For Al Qaeda, the utopia is religious. Bin Laden and his supporters call themselves salafis, from the word salaf, which refers to Mohammed's companions in the seventh century. And, since salafi society was perfect, recreating it requires total state control. A true Islamic state, wrote the influential salafist theoretician Maulana Maududi, must have a "sphere of activity [that] is co-extensive with human life. ...In such a state, no one can regard any field of his affairs as personal and private." Thus, the Taliban banned chess and virtually every game or hobby. Music, said the Taliban's education minister, "creates a strain in the mind and hampers study of Islam." In other words, it hinders the effort to create the pure Muslims required for a pure Islamic society.

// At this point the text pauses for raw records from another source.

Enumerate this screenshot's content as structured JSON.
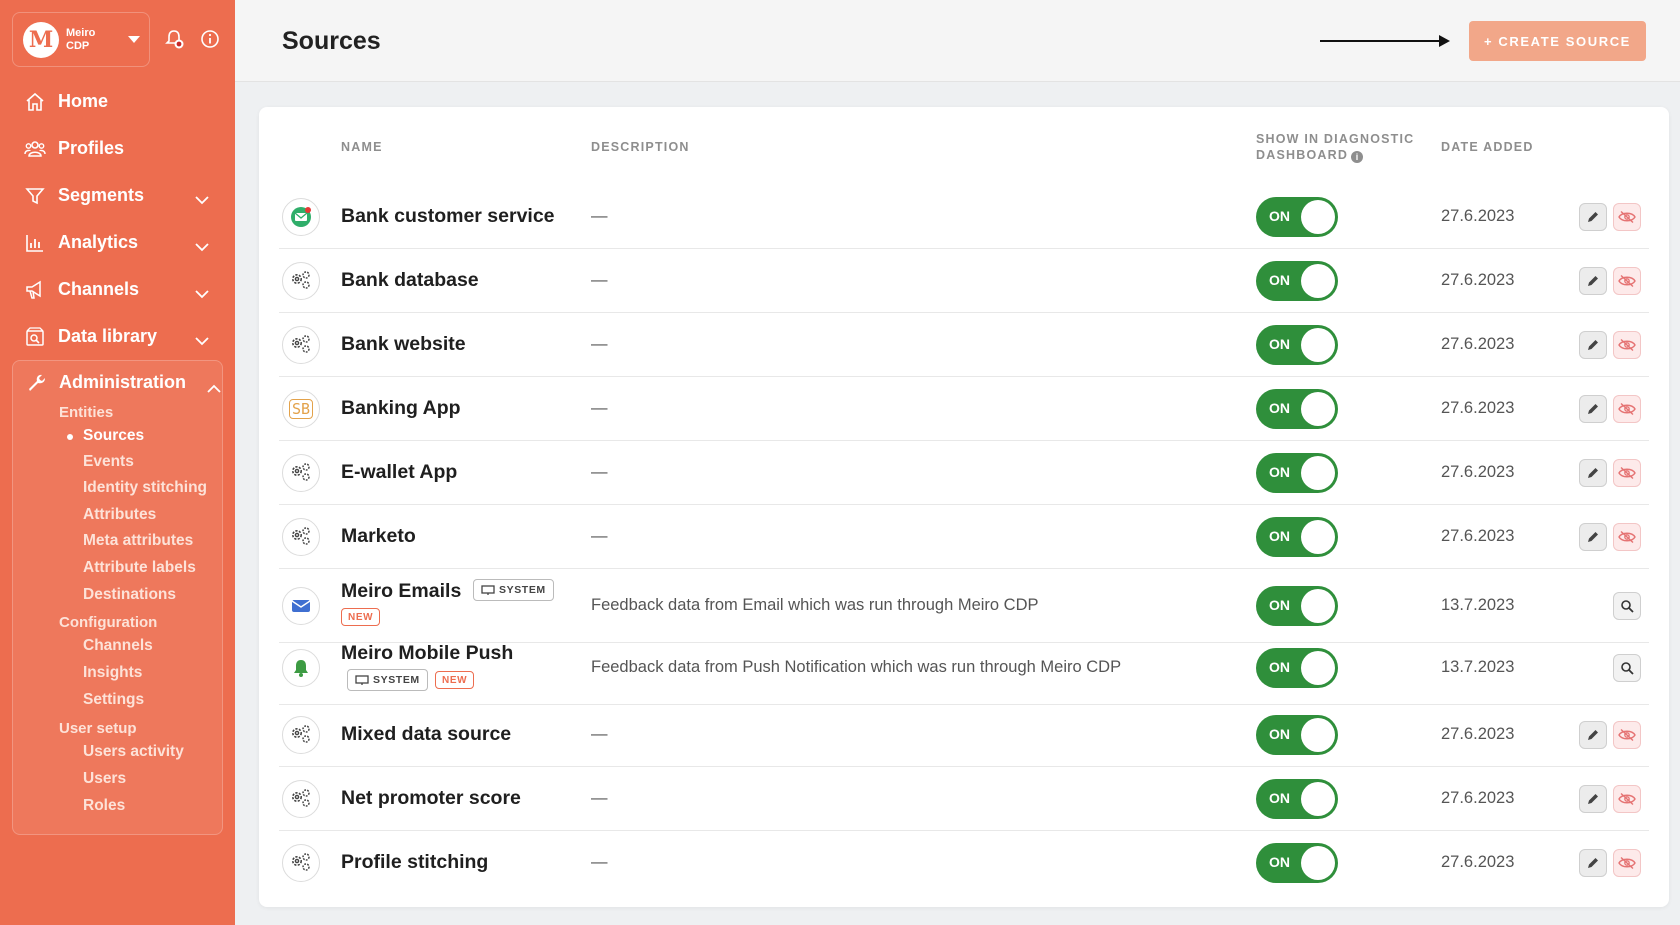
{
  "brand": {
    "name_line1": "Meiro",
    "name_line2": "CDP",
    "logo_letter": "M"
  },
  "sidebar": {
    "items": [
      {
        "label": "Home",
        "icon": "home-icon"
      },
      {
        "label": "Profiles",
        "icon": "users-icon"
      },
      {
        "label": "Segments",
        "icon": "filter-icon"
      },
      {
        "label": "Analytics",
        "icon": "bar-chart-icon"
      },
      {
        "label": "Channels",
        "icon": "megaphone-icon"
      },
      {
        "label": "Data library",
        "icon": "library-search-icon"
      }
    ],
    "admin": {
      "label": "Administration",
      "groups": {
        "entities": "Entities",
        "configuration": "Configuration",
        "user_setup": "User setup"
      },
      "entities": [
        "Sources",
        "Events",
        "Identity stitching",
        "Attributes",
        "Meta attributes",
        "Attribute labels",
        "Destinations"
      ],
      "configuration": [
        "Channels",
        "Insights",
        "Settings"
      ],
      "user_setup": [
        "Users activity",
        "Users",
        "Roles"
      ],
      "active": "Sources"
    }
  },
  "header": {
    "title": "Sources",
    "create_label": "+ CREATE SOURCE"
  },
  "table": {
    "columns": {
      "name": "NAME",
      "description": "DESCRIPTION",
      "diag_line1": "SHOW IN DIAGNOSTIC",
      "diag_line2": "DASHBOARD",
      "date": "DATE ADDED"
    },
    "toggle_label": "ON",
    "system_label": "SYSTEM",
    "new_label": "NEW",
    "rows": [
      {
        "name": "Bank customer service",
        "description": "—",
        "date": "27.6.2023",
        "icon": "email-source-icon"
      },
      {
        "name": "Bank database",
        "description": "—",
        "date": "27.6.2023",
        "icon": "gears-icon"
      },
      {
        "name": "Bank website",
        "description": "—",
        "date": "27.6.2023",
        "icon": "gears-icon"
      },
      {
        "name": "Banking App",
        "description": "—",
        "date": "27.6.2023",
        "icon": "sb-logo-icon",
        "logo_text": "SB"
      },
      {
        "name": "E-wallet App",
        "description": "—",
        "date": "27.6.2023",
        "icon": "gears-icon"
      },
      {
        "name": "Marketo",
        "description": "—",
        "date": "27.6.2023",
        "icon": "gears-icon"
      },
      {
        "name": "Meiro Emails",
        "description": "Feedback data from Email which was run through Meiro CDP",
        "date": "13.7.2023",
        "icon": "envelope-icon"
      },
      {
        "name": "Meiro Mobile Push",
        "description": "Feedback data from Push Notification which was run through Meiro CDP",
        "date": "13.7.2023",
        "icon": "bell-icon"
      },
      {
        "name": "Mixed data source",
        "description": "—",
        "date": "27.6.2023",
        "icon": "gears-icon"
      },
      {
        "name": "Net promoter score",
        "description": "—",
        "date": "27.6.2023",
        "icon": "gears-icon"
      },
      {
        "name": "Profile stitching",
        "description": "—",
        "date": "27.6.2023",
        "icon": "gears-icon"
      }
    ]
  },
  "colors": {
    "brand": "#ed6d4f",
    "toggle_on": "#2f8f3b",
    "create_button": "#f2a789"
  }
}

So Islamic (or more precisely, salafi) totalitarianism is a good description of what bin Laden's followers believe. But Bush doesn't apply the term Islamofascist merely to followers of Al Qaeda; he applies it to the insurgents in Iraq and to the regime in Iran. And, in so doing, he destroys its clarity. The average Iraqi insurgent is not fighting to usher in a utopian vision of Islam; he is fighting because an American soldier killed his cousin or because Shia are stealing his country. America's enemy in Iraq includes totalitarians, but it is mostly nationalist and tribalist.

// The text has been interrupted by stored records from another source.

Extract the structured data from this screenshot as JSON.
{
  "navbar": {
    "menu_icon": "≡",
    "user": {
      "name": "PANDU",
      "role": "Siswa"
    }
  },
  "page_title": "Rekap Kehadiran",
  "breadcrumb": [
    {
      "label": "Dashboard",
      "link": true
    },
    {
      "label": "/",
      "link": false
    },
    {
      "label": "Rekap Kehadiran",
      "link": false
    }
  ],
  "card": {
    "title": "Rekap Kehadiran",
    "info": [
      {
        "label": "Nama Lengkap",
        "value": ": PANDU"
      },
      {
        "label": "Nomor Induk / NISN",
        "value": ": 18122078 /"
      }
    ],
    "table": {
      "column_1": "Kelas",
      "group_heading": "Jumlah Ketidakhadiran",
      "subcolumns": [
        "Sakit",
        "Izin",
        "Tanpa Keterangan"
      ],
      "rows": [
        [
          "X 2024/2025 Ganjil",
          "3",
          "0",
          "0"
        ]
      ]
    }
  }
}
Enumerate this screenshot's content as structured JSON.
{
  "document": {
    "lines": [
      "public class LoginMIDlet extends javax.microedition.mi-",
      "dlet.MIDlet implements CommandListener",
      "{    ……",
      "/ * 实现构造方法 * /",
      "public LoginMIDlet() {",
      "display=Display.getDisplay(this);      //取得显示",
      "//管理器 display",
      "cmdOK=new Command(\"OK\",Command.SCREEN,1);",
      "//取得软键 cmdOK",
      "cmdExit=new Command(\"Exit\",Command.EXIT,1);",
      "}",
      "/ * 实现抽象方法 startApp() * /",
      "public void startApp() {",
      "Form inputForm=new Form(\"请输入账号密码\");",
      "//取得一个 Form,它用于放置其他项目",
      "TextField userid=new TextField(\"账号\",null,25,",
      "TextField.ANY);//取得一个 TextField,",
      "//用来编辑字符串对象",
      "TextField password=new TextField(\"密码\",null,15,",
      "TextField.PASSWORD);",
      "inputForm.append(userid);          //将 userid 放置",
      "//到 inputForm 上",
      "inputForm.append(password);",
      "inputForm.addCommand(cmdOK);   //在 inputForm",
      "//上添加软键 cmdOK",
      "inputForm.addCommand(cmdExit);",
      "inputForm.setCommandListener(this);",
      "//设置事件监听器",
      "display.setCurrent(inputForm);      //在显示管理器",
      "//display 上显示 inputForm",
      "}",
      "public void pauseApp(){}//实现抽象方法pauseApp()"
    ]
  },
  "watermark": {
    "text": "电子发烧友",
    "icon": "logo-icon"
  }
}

But Iran is the target numero uno of the neo-cons, and isn't this country evolving into a totalitarian religious regime?
Iran isn't really totalitarian either. Its hybrid political system is far from democratic (and has grown more oppressive in recent years) but still permits some public disagreement. Within limits, it allows people to differ about the definition of an Islamic state, something a totalitarian regime cannot allow. Iran has also proved half-hearted about regulating apolitical behavior--the kind that doesn't threaten the regime but impedes utopia. Ayatollah Khomeini refused to ban non-Islamic music, art, and, yes, chess. And, unlike the Taliban, Mahmoud Ahmadinejad has said he doesn't care how citizens cut their hair. Tehran's goal is less popular mobilization than popular indifference. As Boston University's H.E. Chehabi has put it, if the totalitarian state's motto is "those who are not for us are against us," Iran's motto is "those who are not against us are for us."

Beinart lets Iran and the new president off pretty easily, in my opinion, as press freedoms are evaporating the way political democracy did under Rafsanjani and his Ayatollah successor now gliding from Festschrift to Colloquium in the vapid delusionary Halls of Academicide. And where does Qaddafi's Green Book fit, or has he been judged to have recanted and is now in the Allied camp, whatever his idiosyncratic eccentricities?

My personal experience of living close to a decade in the Middle East leads me to wonder whether any hard and fast category fits the social and political anarchy bubbling just below the surface. Who was it recently that said "we have pitched our flag atop a political volcano?"